Eastern Townships hospital wait lists grow as region braces for COVID-19 picture to darken

About 11,100 people are awaiting non-emergency surgeries and treatments, a summit not reached since the spring. Public health says the region is coping for now, but expects the situation to worsen.

More than 11,000 people have seen non-urgent procedures postponed, a peak not seen since spring

The Fleurimont Hospital, in Sherbrooke, is home to 8 separate ongoing COVID-19 outbreaks. Health facilities in the Eastern Townships are keeping their heads above water. But they're preparing for the worst. (CBC)

First off, the news from the Eastern Townships isn't entirely bad, which in the current context has to at least count for something.

True, the region's hospital capacity for COVID-19 patients is stretched almost to the limit, with 72 of 74 short-term beds occupied. But they're in the midst of increasing that number by 50 per cent and adding another 37 spaces. They'll do likewise for intensive care beds if need be, but for now just 10 of 25 are occupied.

There's even enough room at the inn to accommodate patients from other regions, eight at last count.

More ominously, about 700 people have seen non-emergency surgeries postponed in the last week, and the waiting list for non-essential procedures and treatments now stands at 11,100. The last time it hit that level was during the worst of this past spring's first wave.

"It's not the situation we would have asked for at the beginning of 2021, but here we are," said Dr. Colette Bellavance, the director of professional services for the regional health authority, the CIUSSS de l'Estrie-CHUS. 

And there are nearly a dozen ongoing outbreaks in the region's hospitals.

Situation 'very critical'

"The situation is under very tight surveillance," Bellavance told a news conference Tuesday.

The story of the Eastern Townships is broadly similar to that of other regions: they're coping, but not all that comfortably. And the expectation, given the most recent projections from the provincial government, is it will probably get appreciably worse, and soon.

According to Dr. Lucie Opatrny, the associate deputy minister of health in charge of the hospital sector for the province, the big picture situation is "very critical.
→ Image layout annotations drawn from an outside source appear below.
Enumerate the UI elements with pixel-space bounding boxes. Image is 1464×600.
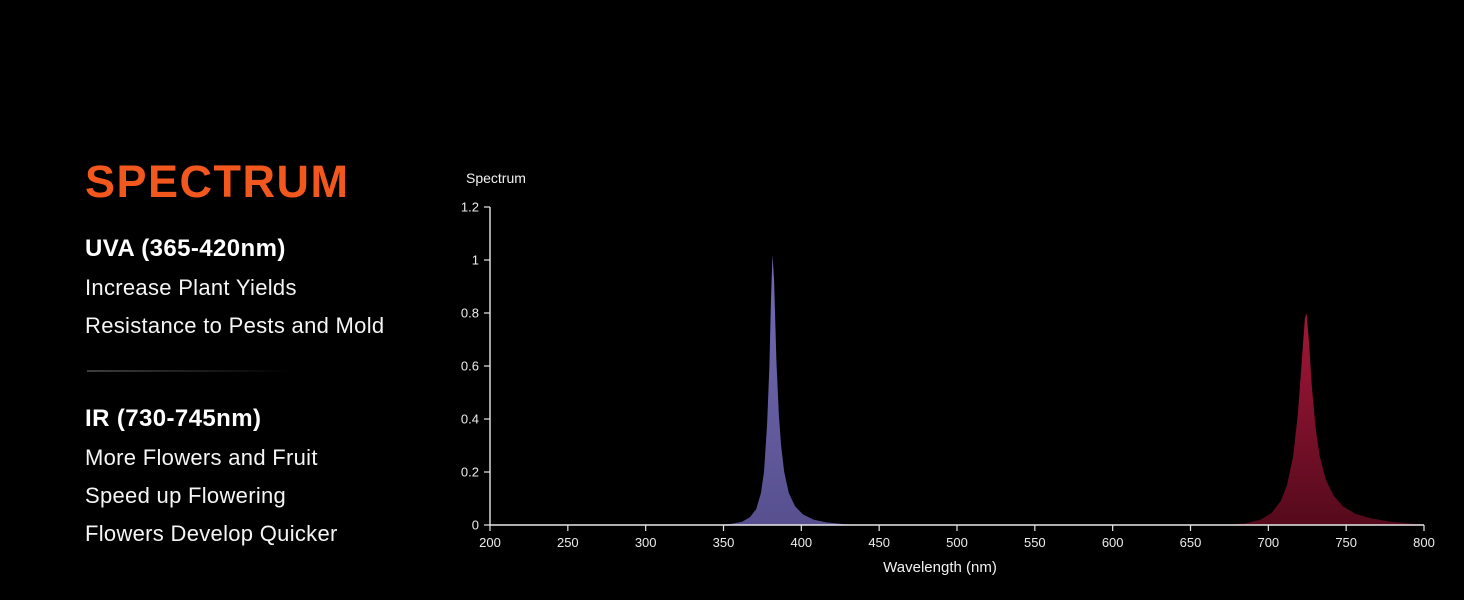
x-tick-label: 500 bbox=[946, 535, 968, 550]
spectrum-chart: 200 250 300 350 400 450 500 550 600 650 700 750 800 0… bbox=[440, 160, 1450, 592]
ir-peak-area bbox=[1224, 313, 1424, 525]
x-tick-label: 750 bbox=[1335, 535, 1357, 550]
uva-benefit-line: Resistance to Pests and Mold bbox=[85, 313, 385, 338]
uva-benefit-line: Increase Plant Yields bbox=[85, 275, 297, 300]
y-tick-label: 1.2 bbox=[461, 200, 479, 215]
x-tick-label: 450 bbox=[868, 535, 890, 550]
y-tick-label: 0.4 bbox=[461, 412, 479, 427]
y-tick-label: 0.6 bbox=[461, 359, 479, 374]
uva-peak-area bbox=[715, 254, 864, 525]
x-tick-label: 350 bbox=[713, 535, 735, 550]
y-tick-label: 0.2 bbox=[461, 465, 479, 480]
y-tick-label: 0.8 bbox=[461, 306, 479, 321]
x-tick-label: 700 bbox=[1257, 535, 1279, 550]
y-tick-label: 0 bbox=[472, 518, 479, 533]
x-tick-label: 600 bbox=[1102, 535, 1124, 550]
uva-section: UVA (365-420nm) Increase Plant Yields Re… bbox=[85, 234, 475, 340]
info-panel: SPECTRUM UVA (365-420nm) Increase Plant … bbox=[85, 156, 475, 558]
section-divider bbox=[87, 370, 292, 372]
x-tick-label: 200 bbox=[479, 535, 501, 550]
x-tick-label: 650 bbox=[1180, 535, 1202, 550]
page-title: SPECTRUM bbox=[85, 156, 350, 207]
chart-title: Spectrum bbox=[466, 170, 526, 186]
ir-benefit-line: More Flowers and Fruit bbox=[85, 445, 318, 470]
ir-benefit-line: Flowers Develop Quicker bbox=[85, 521, 338, 546]
x-tick-label: 800 bbox=[1413, 535, 1435, 550]
ir-heading: IR (730-745nm) bbox=[85, 405, 262, 432]
spectrum-chart-svg: 200 250 300 350 400 450 500 550 600 650 700 750 800 0… bbox=[461, 170, 1435, 576]
ir-section: IR (730-745nm) More Flowers and Fruit Sp… bbox=[85, 404, 475, 548]
x-tick-label: 300 bbox=[635, 535, 657, 550]
y-tick-label: 1 bbox=[472, 253, 479, 268]
x-tick-label: 250 bbox=[557, 535, 579, 550]
x-axis-label: Wavelength (nm) bbox=[883, 559, 997, 576]
ir-benefit-line: Speed up Flowering bbox=[85, 483, 287, 508]
x-tick-label: 550 bbox=[1024, 535, 1046, 550]
uva-heading: UVA (365-420nm) bbox=[85, 235, 286, 262]
x-tick-label: 400 bbox=[790, 535, 812, 550]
And that is not only in the greater Montreal area, but really all across Quebec."

It's not unprecedented to have lengthy waiting lists for elective and other non-urgent surgeries, she told CBC's Daybreak, although the current state of the provincial queue is about 30 per cent longer than it was at the same date last year.

Bellavance suggested it's likely that more cancellations and postponements are in the offing unless the sharp rise in case numbers begins slowing.

Dr. Alain Poirier, the public health director for the Townships, said every effort is being made to slow those numbers.

The region has ample testing capacity and has started offering pre-emptive tests to people who have needed to self-isolate because of close contacts with an infected person prior to their return to work, he said.

Residents in 14 of the region's 30 CHSLDs have received at least one dose of COVID vaccine. But the fight is far from over. Asked where the biggest problem areas lie, Poirier said "the short answer is [the virus] is everywhere."

The hope, then, is that measures like the recently imposed curfew will dampen the rise in cases. It's one shared across the province.

"What I'm hoping to see is ... we have a significant decrease in the number of daily cases, which would then translate into a decrease in the pressure on hospitalizations again, two weeks after we see a decrease in cases in the population," Opatrny said. "And that is definitely what we're all hoping for."